UnitedHealthcare didn’t do any of them in 2015 but recently received CMS approval to enroll Medicaid members in Arizona and Tennessee into its Medicare Advantage Dual Special Needs Plans beginning this November. A spokeswoman said UHC policy is to follow up its written notice with a phone call about two weeks after the letter is sent to confirm the person received the letter and understands how the seamless conversion process works. If they later decide to opt out of coverage or switch plans, they can do so without having a lapse in their Medicare insurance coverage.
“We aren’t going to have anything on this for you,” a Cigna spokesman said.
“I looked into this with my colleagues who work on Medicare and they decided that it was a sensitive issue that they’d rather not comment on,” a spokeswoman for Kaiser Permanente said. “But thank you for the opportunity and hopefully we can help you in the future with other Medicare stories.”
Anthem did not respond to my request.
Of course, all of this could easily be clarified by CMS. But the agency rarely provides such information. The Association of Health Care Journalists recently polled its members and found they encountered worrisomely high levels of stonewalling from their sources. And the worst offenders were at the federal level.
When I contacted CMS for a comment (journalists are instructed to use an online form to even request help from the agency’s media-relations staff), the response was, “I’m sorry, but we won’t be able to provide you the data/information you’re looking for.

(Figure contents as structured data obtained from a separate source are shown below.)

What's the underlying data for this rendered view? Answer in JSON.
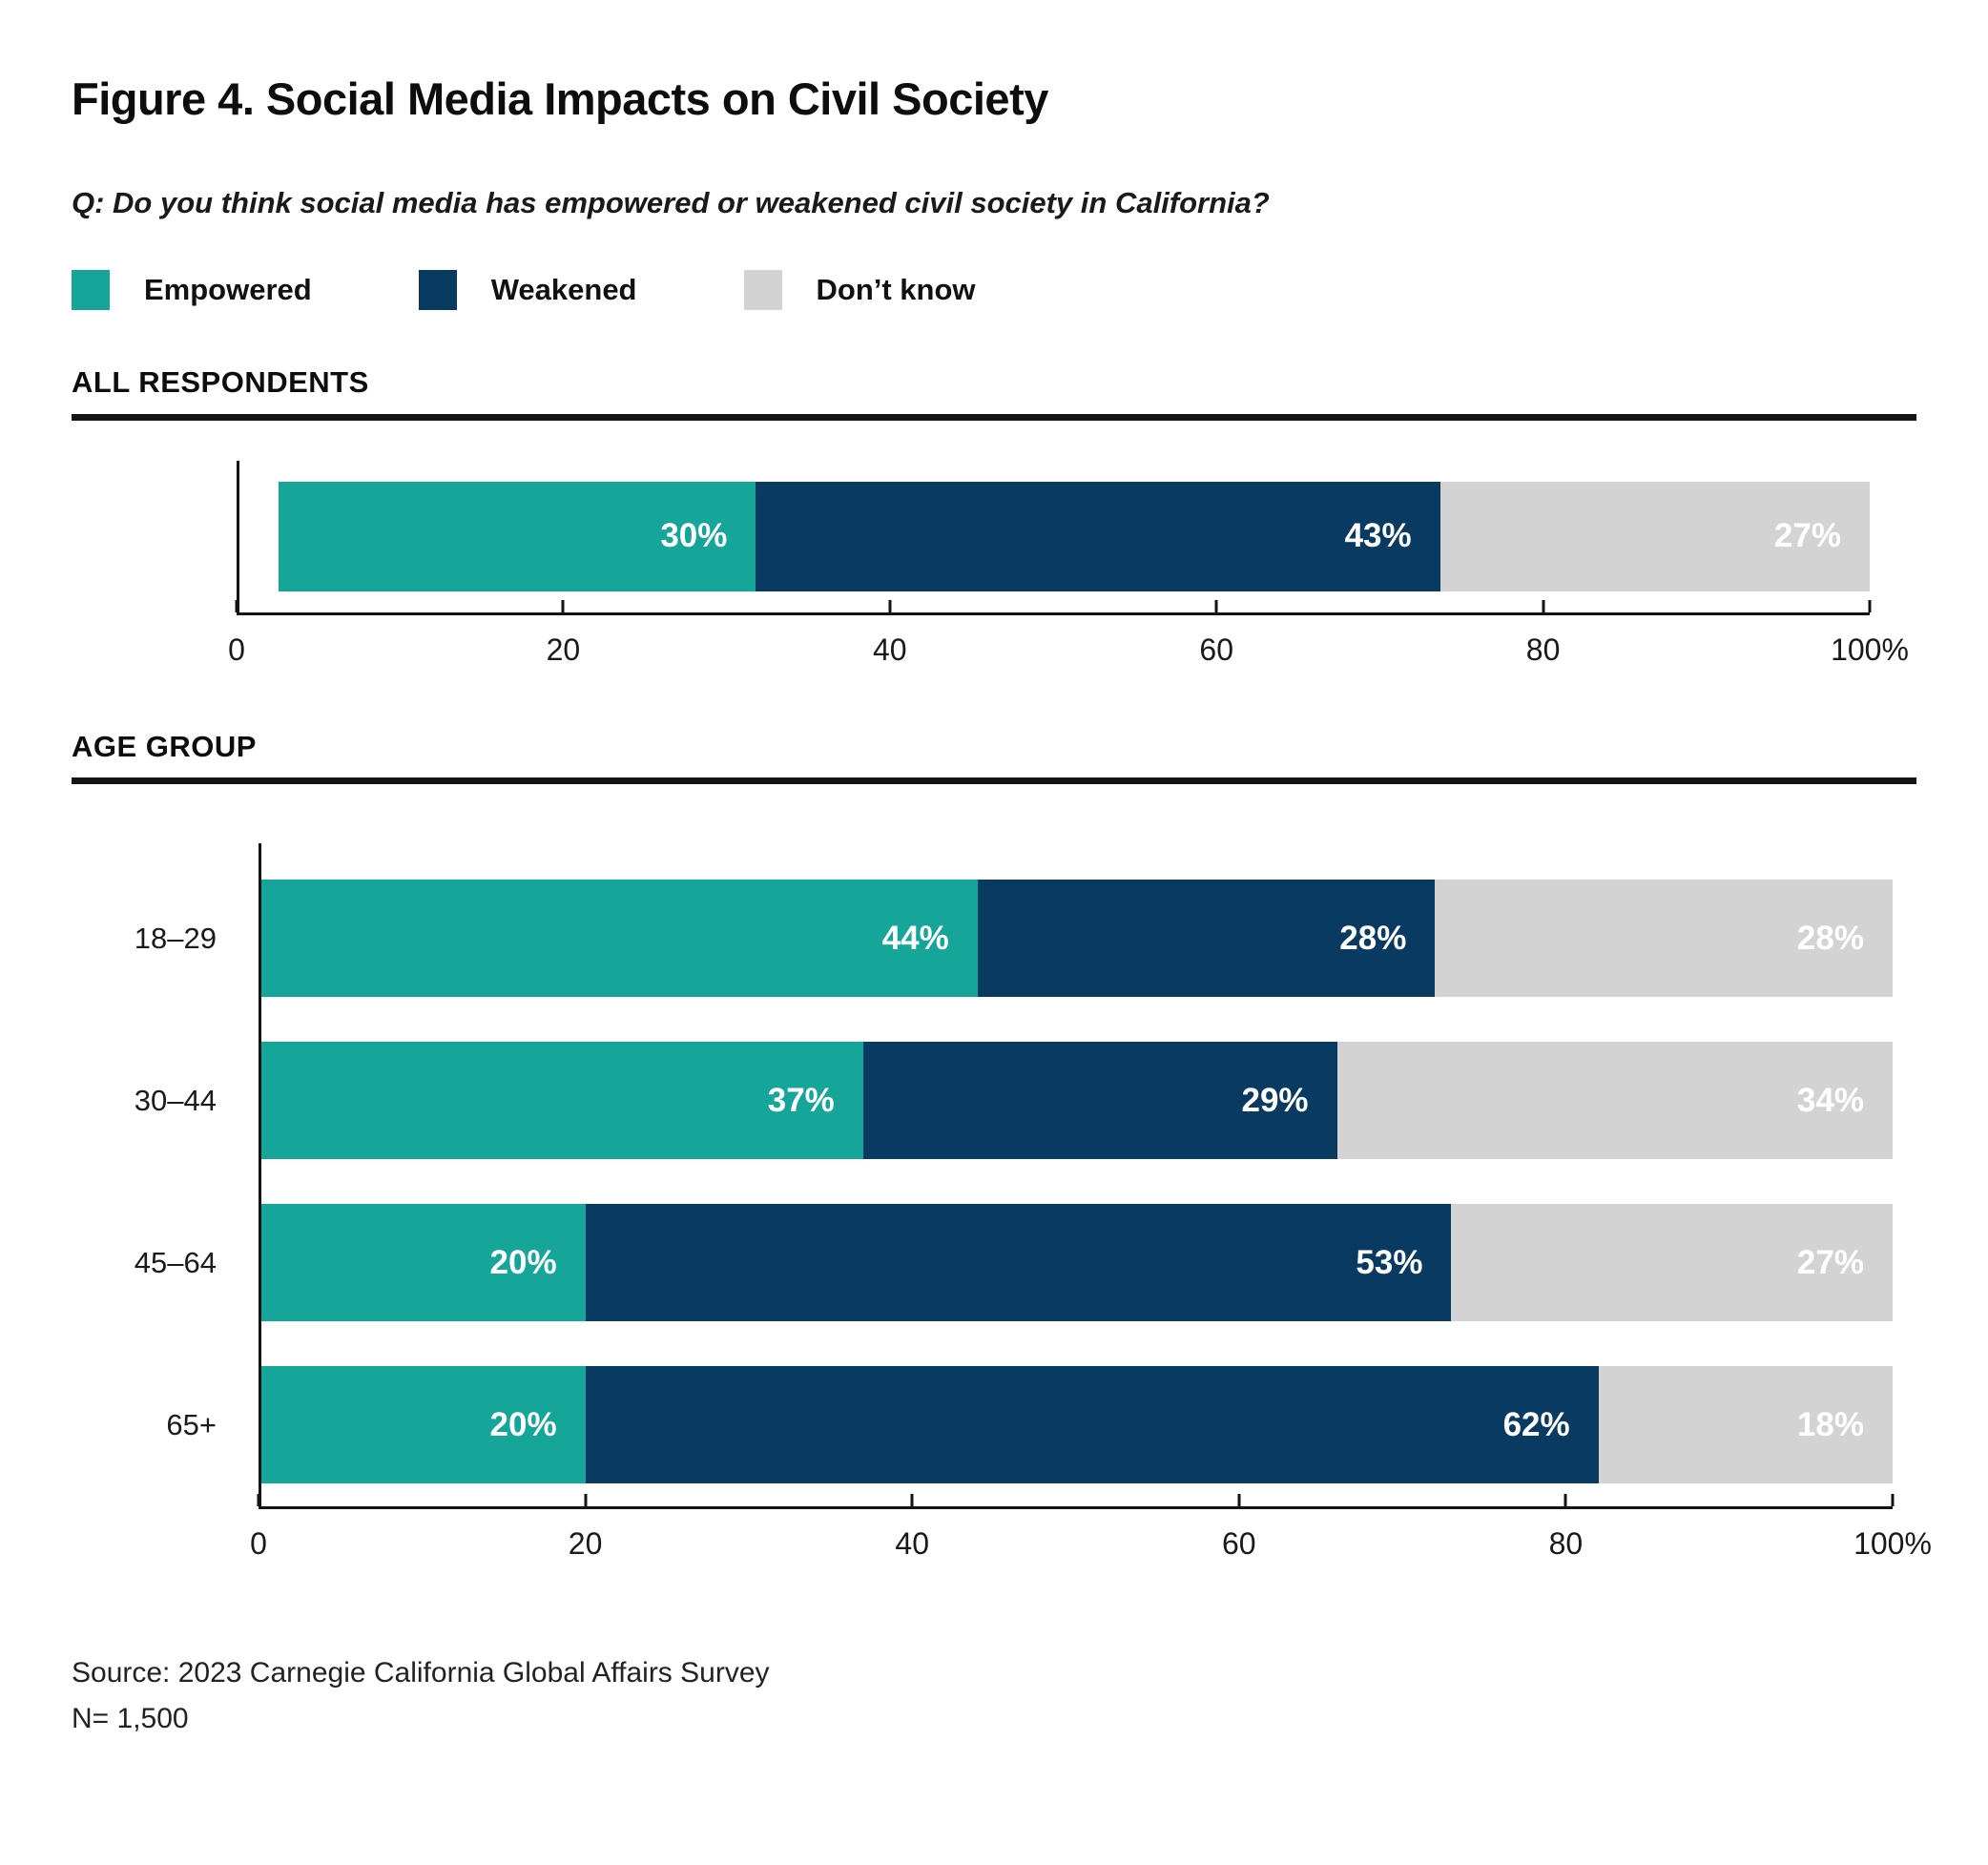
{
  "title": "Figure 4. Social Media Impacts on Civil Society",
  "question": "Q: Do you think social media has empowered or weakened civil society in California?",
  "legend": [
    {
      "label": "Empowered",
      "color": "#16A699"
    },
    {
      "label": "Weakened",
      "color": "#093A62"
    },
    {
      "label": "Don’t know",
      "color": "#D3D3D4"
    }
  ],
  "sections": [
    {
      "header": "ALL RESPONDENTS"
    },
    {
      "header": "AGE GROUP"
    }
  ],
  "chart_data": [
    {
      "type": "bar",
      "orientation": "horizontal",
      "stacked": true,
      "section": "ALL RESPONDENTS",
      "categories": [
        ""
      ],
      "series": [
        {
          "name": "Empowered",
          "color": "#16A699",
          "values": [
            30
          ]
        },
        {
          "name": "Weakened",
          "color": "#093A62",
          "values": [
            43
          ]
        },
        {
          "name": "Don’t know",
          "color": "#D3D3D4",
          "values": [
            27
          ]
        }
      ],
      "value_label_format": "{v}%",
      "xlim": [
        0,
        100
      ],
      "xticks": [
        0,
        20,
        40,
        60,
        80,
        100
      ],
      "xtick_labels": [
        "0",
        "20",
        "40",
        "60",
        "80",
        "100%"
      ],
      "grid": false,
      "legend_position": "top"
    },
    {
      "type": "bar",
      "orientation": "horizontal",
      "stacked": true,
      "section": "AGE GROUP",
      "categories": [
        "18–29",
        "30–44",
        "45–64",
        "65+"
      ],
      "series": [
        {
          "name": "Empowered",
          "color": "#16A699",
          "values": [
            44,
            37,
            20,
            20
          ]
        },
        {
          "name": "Weakened",
          "color": "#093A62",
          "values": [
            28,
            29,
            53,
            62
          ]
        },
        {
          "name": "Don’t know",
          "color": "#D3D3D4",
          "values": [
            28,
            34,
            27,
            18
          ]
        }
      ],
      "value_label_format": "{v}%",
      "xlim": [
        0,
        100
      ],
      "xticks": [
        0,
        20,
        40,
        60,
        80,
        100
      ],
      "xtick_labels": [
        "0",
        "20",
        "40",
        "60",
        "80",
        "100%"
      ],
      "grid": false,
      "legend_position": "top"
    }
  ],
  "source": "Source: 2023 Carnegie California Global Affairs Survey",
  "sample_size": "N= 1,500"
}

You’re welcome to submit a FOIA request.”
FOIA refers to the Freedom of Information Act. It often is used to permit government agencies to appear to be open while burying such requests in a growing mountain of pending items. I sent CMS a FOIA request in July of last year. It was determined to be a valid request but not of an emergency nature. I am still waiting for that information! In fact, and I’m guessing this is the point of obfuscation, I can’t even remember what I wanted to know!
All of which reinforces the message at the top of this story. You must look out for yourself when dealing with Medicare. Do not assume anyone is looking out for you. CMS professes nearly every day that it is doing exactly that. But its actions or, rather, inactions, say otherwise.